I was always glad that PHP is far from sacrificing code readability for the sake of brevity. I was glad that it was far from JS, where the principle of code readability has been abandoned in favour of “write fewer characters, no one will read this code anyway.”

Now I realised that PHP 8 will break the principle of natural code readability. And apparently irrevocably.

Just look at these examples (wiki.php.net/rfc/constructor_promotion) :

class Point {
public function __construct(
public float $x = 0.0,
public float $y = 0.0,
public float $z = 0.0,
) {}
}

Now, instead of the constructor arguments, we immediately declare properties and set their values from the arguments.

Guess what comes after the “=” characters? The initial property values? Or the default values of the constructor arguments? It’s impossible to guess. Find out by reading the code — too. This is bad.
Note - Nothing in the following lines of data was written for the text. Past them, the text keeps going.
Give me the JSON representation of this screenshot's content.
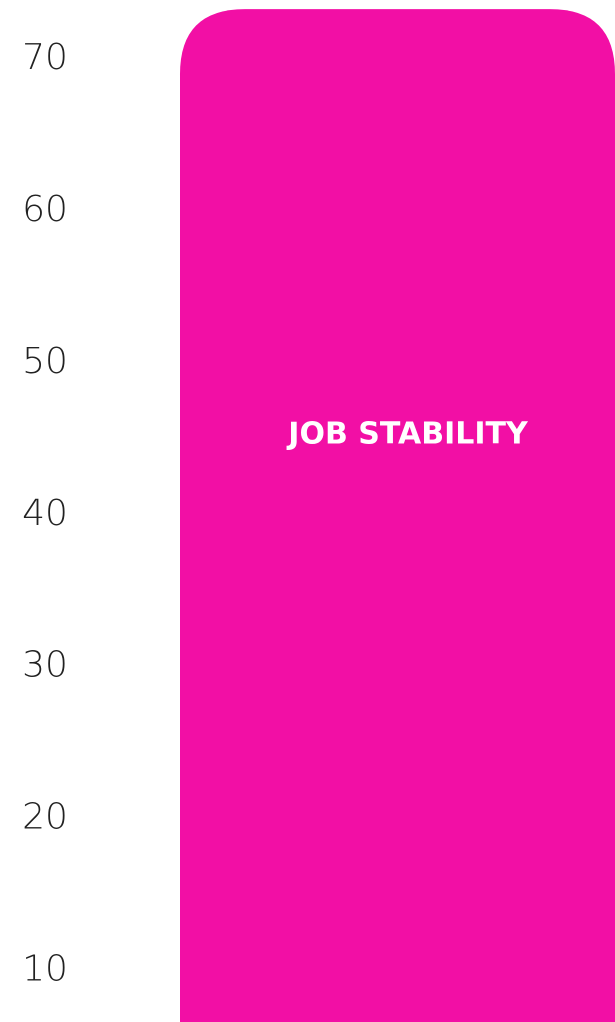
{
  "chart_data": {
    "type": "bar",
    "categories": [
      "JOB STABILITY"
    ],
    "values": [
      73.3
    ],
    "color": "#f20fa5",
    "ylim": [
      6.6,
      73.9
    ],
    "yticks": [
      10,
      20,
      30,
      40,
      50,
      60,
      70
    ]
  }
}
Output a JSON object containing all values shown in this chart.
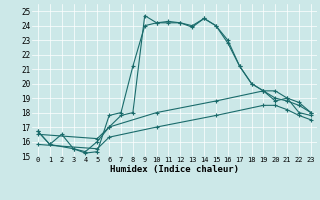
{
  "title": "",
  "xlabel": "Humidex (Indice chaleur)",
  "background_color": "#cce8e8",
  "line_color": "#1a6b6b",
  "xlim": [
    -0.5,
    23.5
  ],
  "ylim": [
    15,
    25.5
  ],
  "yticks": [
    15,
    16,
    17,
    18,
    19,
    20,
    21,
    22,
    23,
    24,
    25
  ],
  "xticks": [
    0,
    1,
    2,
    3,
    4,
    5,
    6,
    7,
    8,
    9,
    10,
    11,
    12,
    13,
    14,
    15,
    16,
    17,
    18,
    19,
    20,
    21,
    22,
    23
  ],
  "s1_x": [
    0,
    1,
    2,
    3,
    4,
    5,
    6,
    7,
    8,
    9,
    10,
    11,
    12,
    13,
    14,
    15,
    16,
    17,
    18,
    19,
    20,
    21,
    22,
    23
  ],
  "s1_y": [
    16.7,
    15.8,
    16.5,
    15.5,
    15.2,
    15.3,
    17.8,
    18.0,
    21.2,
    24.0,
    24.2,
    24.3,
    24.2,
    23.9,
    24.5,
    24.0,
    22.8,
    21.2,
    20.0,
    19.5,
    18.8,
    19.0,
    18.0,
    17.8
  ],
  "s2_x": [
    0,
    1,
    3,
    4,
    5,
    6,
    7,
    8,
    9,
    10,
    11,
    12,
    13,
    14,
    15,
    16,
    17,
    18,
    19,
    20,
    21,
    22,
    23
  ],
  "s2_y": [
    16.7,
    15.8,
    15.5,
    15.3,
    16.0,
    17.0,
    17.8,
    18.0,
    24.7,
    24.2,
    24.2,
    24.2,
    24.0,
    24.5,
    24.0,
    23.0,
    21.2,
    20.0,
    19.5,
    19.0,
    18.8,
    18.5,
    18.0
  ],
  "s3_x": [
    0,
    5,
    6,
    10,
    15,
    19,
    20,
    21,
    22,
    23
  ],
  "s3_y": [
    16.5,
    16.2,
    17.0,
    18.0,
    18.8,
    19.5,
    19.5,
    19.0,
    18.7,
    18.0
  ],
  "s4_x": [
    0,
    5,
    6,
    10,
    15,
    19,
    20,
    21,
    22,
    23
  ],
  "s4_y": [
    15.8,
    15.5,
    16.3,
    17.0,
    17.8,
    18.5,
    18.5,
    18.2,
    17.8,
    17.5
  ]
}
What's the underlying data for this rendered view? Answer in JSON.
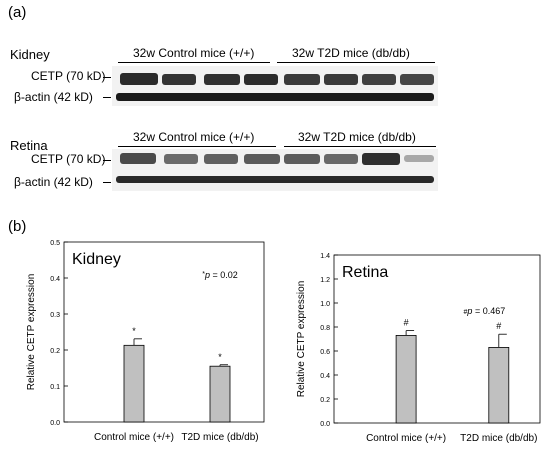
{
  "panel_a": {
    "label": "(a)",
    "blots": [
      {
        "tissue": "Kidney",
        "group_labels": [
          "32w Control mice (+/+)",
          "32w T2D mice (db/db)"
        ],
        "band_labels": [
          "CETP (70 kD)",
          "β-actin (42 kD)"
        ]
      },
      {
        "tissue": "Retina",
        "group_labels": [
          "32w Control mice (+/+)",
          "32w T2D mice (db/db)"
        ],
        "band_labels": [
          "CETP (70 kD)",
          "β-actin (42 kD)"
        ]
      }
    ]
  },
  "panel_b": {
    "label": "(b)"
  },
  "chart_data": [
    {
      "type": "bar",
      "title": "Kidney",
      "ylabel": "Relative CETP expression",
      "xlabel": "",
      "categories": [
        "Control mice (+/+)",
        "T2D mice (db/db)"
      ],
      "values": [
        0.213,
        0.155
      ],
      "errors": [
        0.018,
        0.004
      ],
      "markers": [
        "*",
        "*"
      ],
      "annotation": {
        "symbol": "*",
        "prefix": "p",
        "text": " = 0.02"
      },
      "ylim": [
        0,
        0.5
      ],
      "yticks": [
        "0.0",
        "0.1",
        "0.2",
        "0.3",
        "0.4",
        "0.5"
      ],
      "grid": false,
      "bar_color": "#c0c0c0"
    },
    {
      "type": "bar",
      "title": "Retina",
      "ylabel": "Relative CETP expression",
      "xlabel": "",
      "categories": [
        "Control mice (+/+)",
        "T2D mice (db/db)"
      ],
      "values": [
        0.73,
        0.63
      ],
      "errors": [
        0.04,
        0.11
      ],
      "markers": [
        "#",
        "#"
      ],
      "annotation": {
        "symbol": "#",
        "prefix": "p",
        "text": " = 0.467"
      },
      "ylim": [
        0,
        1.4
      ],
      "yticks": [
        "0.0",
        "0.2",
        "0.4",
        "0.6",
        "0.8",
        "1.0",
        "1.2",
        "1.4"
      ],
      "grid": false,
      "bar_color": "#c0c0c0"
    }
  ]
}
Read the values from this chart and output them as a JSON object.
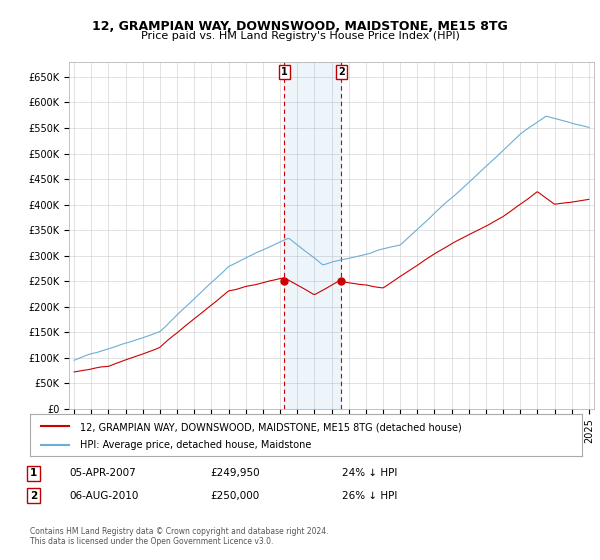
{
  "title": "12, GRAMPIAN WAY, DOWNSWOOD, MAIDSTONE, ME15 8TG",
  "subtitle": "Price paid vs. HM Land Registry's House Price Index (HPI)",
  "ylabel_ticks": [
    "£0",
    "£50K",
    "£100K",
    "£150K",
    "£200K",
    "£250K",
    "£300K",
    "£350K",
    "£400K",
    "£450K",
    "£500K",
    "£550K",
    "£600K",
    "£650K"
  ],
  "ytick_values": [
    0,
    50000,
    100000,
    150000,
    200000,
    250000,
    300000,
    350000,
    400000,
    450000,
    500000,
    550000,
    600000,
    650000
  ],
  "ylim": [
    0,
    680000
  ],
  "xlim_start": 1994.7,
  "xlim_end": 2025.3,
  "hpi_color": "#6baed6",
  "price_color": "#cc0000",
  "sale1_x": 2007.25,
  "sale1_y": 249950,
  "sale2_x": 2010.58,
  "sale2_y": 250000,
  "legend_line1": "12, GRAMPIAN WAY, DOWNSWOOD, MAIDSTONE, ME15 8TG (detached house)",
  "legend_line2": "HPI: Average price, detached house, Maidstone",
  "annotation1_date": "05-APR-2007",
  "annotation1_price": "£249,950",
  "annotation1_hpi": "24% ↓ HPI",
  "annotation2_date": "06-AUG-2010",
  "annotation2_price": "£250,000",
  "annotation2_hpi": "26% ↓ HPI",
  "footer": "Contains HM Land Registry data © Crown copyright and database right 2024.\nThis data is licensed under the Open Government Licence v3.0.",
  "background_color": "#ffffff",
  "grid_color": "#cccccc"
}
Another place to memorise

(wiki.php.net/rfc/property_write_visibility)

class User {
public:private int $id;
public:protected string $name;
}

Public-private property? Seriously? How is it to be understood from this code that it is a readable and a writable property?

(wiki.php.net/rfc/conditional_break_continue_return)

function divide($dividend, $divisor = null) {
return if ($divisor === null || $divisor === 0): 0;
return $dividend / $divisor;
}

Seriously, does anyone need this? Has anyone used PHP for years and suffered from not being able to use “return … if” instead of “if … return”? Do we really need a new master Yoda syntax for the mundane if and return?

Too many ways to do the same thing

PHP has always violated the famous principle “There must be one and only one way …”. But it has done it intelligently, gradually and sensibly.

Now that principle has been trampled on and destroyed. Every RFC we get says, “Let’s add another way to write “if” because I’ve seen this in Perl / Python / Ruby!” — and justifications other than “I’ve seen it” are generally not given.

We had three ways of doing the following:

if ($y == 0)
return 0;
if ($y == 0) {
return 0;
}
if ($y == 0):
return 0;
endif;

Not very good, you need to explain: why there are three of them, why you shouldn’t write code without operator brackets, and why you need an alternative syntax.

But this is not enough! Wait a little more and you will see:

// revolutionary Yoda-If
return if ($y == 0): 0;

This is how the functions were called:

foo(bar($baz));

You will soon see this:

$baz |> 'bar' |> 'foo'

brilliant, isn’t it? It is immediately clear that this is a function call!

Conclusion

PHP is evolving. This is an important process that affects a huge number of people and affects the entire programming community.

However, the feeling begins to emerge that development is going somewhere wrong. I fear that the changes being adopted will lead to shorter and less readable code, providing more and more ways to do the same thing in different ways, and taking more and more time to learn all these methods.

I don’t want to see a new Perl in place of PHP in a year. And you?